Nova avaliação aponta para índices de malnutrição que rondam os 17% em algumas regiões do país, apesar das melhorias na situação alimentar.

Eleutério Guevane, da Rádio ONU em Nova Iorque.

O índice de malnutrição aguda continua alto no Níger, embora tenham sido registadas boas colheitas, refere a ONU.

Em boa parte do país, a taxa está acima dos 15% e em duas províncias atinge os 17%, refere uma avaliação publicada, esta quinta-feira, pelo Programa Mundial da Alimentação, PMA, e a Organização da ONU para Agricultura e Alimentação, FAO.

Dificuldades

Segundo o documento, a falta de acesso às unidades sanitárias aliada à pobreza extrema, continuam a ameaçar a população que vive em situação alimentar difícil. O documento aponta que várias famílias ficaram endividadas devido à crise.

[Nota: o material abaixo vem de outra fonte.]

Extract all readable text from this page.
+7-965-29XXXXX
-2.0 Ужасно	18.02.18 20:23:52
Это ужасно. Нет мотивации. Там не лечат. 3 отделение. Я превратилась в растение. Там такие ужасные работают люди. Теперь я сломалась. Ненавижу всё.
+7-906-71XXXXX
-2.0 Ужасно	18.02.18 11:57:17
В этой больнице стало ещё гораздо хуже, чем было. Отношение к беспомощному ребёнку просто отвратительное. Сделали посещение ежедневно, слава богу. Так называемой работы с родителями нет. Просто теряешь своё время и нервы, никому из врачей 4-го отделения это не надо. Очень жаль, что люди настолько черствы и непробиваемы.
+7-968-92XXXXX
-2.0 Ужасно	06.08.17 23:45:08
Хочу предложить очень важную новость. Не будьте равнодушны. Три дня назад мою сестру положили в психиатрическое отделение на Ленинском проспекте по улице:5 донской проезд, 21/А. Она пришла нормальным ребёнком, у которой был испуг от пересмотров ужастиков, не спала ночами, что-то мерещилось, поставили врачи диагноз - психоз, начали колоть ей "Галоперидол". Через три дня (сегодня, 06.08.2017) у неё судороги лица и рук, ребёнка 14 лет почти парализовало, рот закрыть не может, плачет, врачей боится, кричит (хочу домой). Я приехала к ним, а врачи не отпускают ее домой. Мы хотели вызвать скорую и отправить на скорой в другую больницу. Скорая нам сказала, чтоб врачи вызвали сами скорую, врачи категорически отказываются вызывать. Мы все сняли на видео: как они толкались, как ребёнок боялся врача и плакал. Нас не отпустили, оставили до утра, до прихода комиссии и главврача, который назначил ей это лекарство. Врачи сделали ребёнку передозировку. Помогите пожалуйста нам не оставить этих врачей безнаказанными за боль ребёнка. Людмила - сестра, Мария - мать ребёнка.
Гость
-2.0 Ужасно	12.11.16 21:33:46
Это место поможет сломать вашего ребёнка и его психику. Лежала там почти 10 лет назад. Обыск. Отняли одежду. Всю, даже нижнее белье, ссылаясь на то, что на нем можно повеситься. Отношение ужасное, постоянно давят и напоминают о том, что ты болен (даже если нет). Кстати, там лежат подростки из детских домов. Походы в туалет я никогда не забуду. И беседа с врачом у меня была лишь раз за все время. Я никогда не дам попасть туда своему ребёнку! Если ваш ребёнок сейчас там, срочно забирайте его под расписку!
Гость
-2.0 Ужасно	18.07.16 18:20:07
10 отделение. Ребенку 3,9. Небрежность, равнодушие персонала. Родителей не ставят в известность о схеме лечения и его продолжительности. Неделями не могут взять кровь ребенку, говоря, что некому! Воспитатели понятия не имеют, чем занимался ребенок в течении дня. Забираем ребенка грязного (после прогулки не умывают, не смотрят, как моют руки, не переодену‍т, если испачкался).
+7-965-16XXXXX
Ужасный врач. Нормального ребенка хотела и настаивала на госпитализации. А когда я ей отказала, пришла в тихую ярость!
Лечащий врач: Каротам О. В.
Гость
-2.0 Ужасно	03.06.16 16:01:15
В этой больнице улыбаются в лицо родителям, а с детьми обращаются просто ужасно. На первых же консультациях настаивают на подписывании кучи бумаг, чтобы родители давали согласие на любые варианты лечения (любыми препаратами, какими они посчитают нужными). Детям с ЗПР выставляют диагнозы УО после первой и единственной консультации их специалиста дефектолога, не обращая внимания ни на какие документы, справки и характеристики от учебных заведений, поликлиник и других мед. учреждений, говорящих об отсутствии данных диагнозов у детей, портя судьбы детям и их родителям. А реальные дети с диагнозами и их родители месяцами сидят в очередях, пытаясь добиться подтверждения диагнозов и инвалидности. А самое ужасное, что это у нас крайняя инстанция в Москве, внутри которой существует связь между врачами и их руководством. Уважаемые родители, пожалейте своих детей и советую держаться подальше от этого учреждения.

O relatório apela à comunidade internacional a providenciar assistência ao país da África Ocidental para impedir que sejam revertidos os ganhos obtidos na produção e na segurança alimentar.

Subsistência

No ano passado, o governo nigerino, em parceria com a ONU, lançou uma intervenção para mitigar os efeitos da carência alimentar e nutricional. A crise ameaçou mais de 7 milhões de pessoas e os meios e subsistência de agricultores e pastores do país.

De acordo com as agências, a produção alimentar aumentou em 60%, o gado sobreviveu à seca e foram restaurados os pastos, como resultado da intervenção e da boa época de chuvas.

Estímulos à produção

Com o índice de malnutrição aguda ainda alto, o relatório pede que seja melhorada a capacidade de compra, assistindo os pastores na reposição do gado e em estímulos para a produção de tubérculos.

O relatório aconselha também a reposição dos bancos de cereais, o apoio às redes de comercialização e a continuação do suporte aos centros de alimentação para o malnutridos.